AU-CAD should be interpreted based on a defined period of time. For example, the observed antimicrobial days and predicted antimicrobial days may represent usage over 12 months, and then the AU-CAD will represent the number of DOTs that have to be decreased or increased over 12 months to reach the target SAAR. There is no national goal for SAAR and each facility may select a target SAAR based on historical trends, organizational and clinical priorities, resistance patterns, and other local factors.
Assess
As a reminder, metrics such as SAAR and AU-CAD simply compare your actual antimicrobial utilization to predicted antimicrobial utilization based on statistical adjustments to account for your hospital’s attributes and types of patients served. However, these metrics do NOT measure the appropriateness of antimicrobial prescribing.
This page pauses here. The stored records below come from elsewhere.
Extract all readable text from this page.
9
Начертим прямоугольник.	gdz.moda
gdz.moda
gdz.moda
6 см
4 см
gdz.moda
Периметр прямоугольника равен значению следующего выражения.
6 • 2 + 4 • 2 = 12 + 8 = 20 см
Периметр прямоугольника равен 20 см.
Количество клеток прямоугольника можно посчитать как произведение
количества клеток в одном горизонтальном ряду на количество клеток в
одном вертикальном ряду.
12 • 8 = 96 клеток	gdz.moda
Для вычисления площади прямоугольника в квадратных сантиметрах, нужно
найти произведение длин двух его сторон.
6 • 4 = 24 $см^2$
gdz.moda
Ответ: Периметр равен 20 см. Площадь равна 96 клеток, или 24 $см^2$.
Once AMS leaders use SAAR and AU-CAD to identify locations and/or drug groups to target their efforts, they will need to assess the prescribing of antimicrobials to determine if there are gaps and opportunities to improve. Such assessment would typically involve methods such as Medication Use Evaluation.
Steward
Once AMS leaders identify the opportunities and gaps, we recommend convening relevant stakeholders such as prescribers, nurses, and microbiology personnel to design systemic interventions to improve antimicrobial use. Leaders will need to periodically monitor process and outcome metrics to ensure that the interventions are implemented and executed consistently and that the antimicrobial usage is trending in the right direction.
Putting TAS framework into practice
While there are only 3 steps in the TAS improvement model, the volume of available data can appear overwhelming at first. Let’s walk through a hypothetical example of how an AMS leader can take advantage of the data provided by NHSN to drive improvement.
Target
In this facility, as we can observe in the SAAR by Antimicrobial Category graph, most of the SAARs are around or below 1. The group with the highest SAAR is broad-spectrum agents typically used for hospital-onset infections. Over the past year, this group has a SAAR of 1.25 and was consistently above 1 every month. Thus the AMS leader should focus on this drug group based on the TAS model.
The next step is to assess which antimicrobial agents and which patient care locations are driving this elevated SAAR for the hospital. As shown in the Antimicrobial Use by Agent pie chart, piperacillin-tazobactam, and meropenem contributed 50% and 33% of DOTs to this category, respectively.
The AMS leader may also examine the specific patient care locations that the highest SAARs, in this case the top 3 locations include Peds Med Surg, Med 5, and Med 2 units in this fictitious hospital.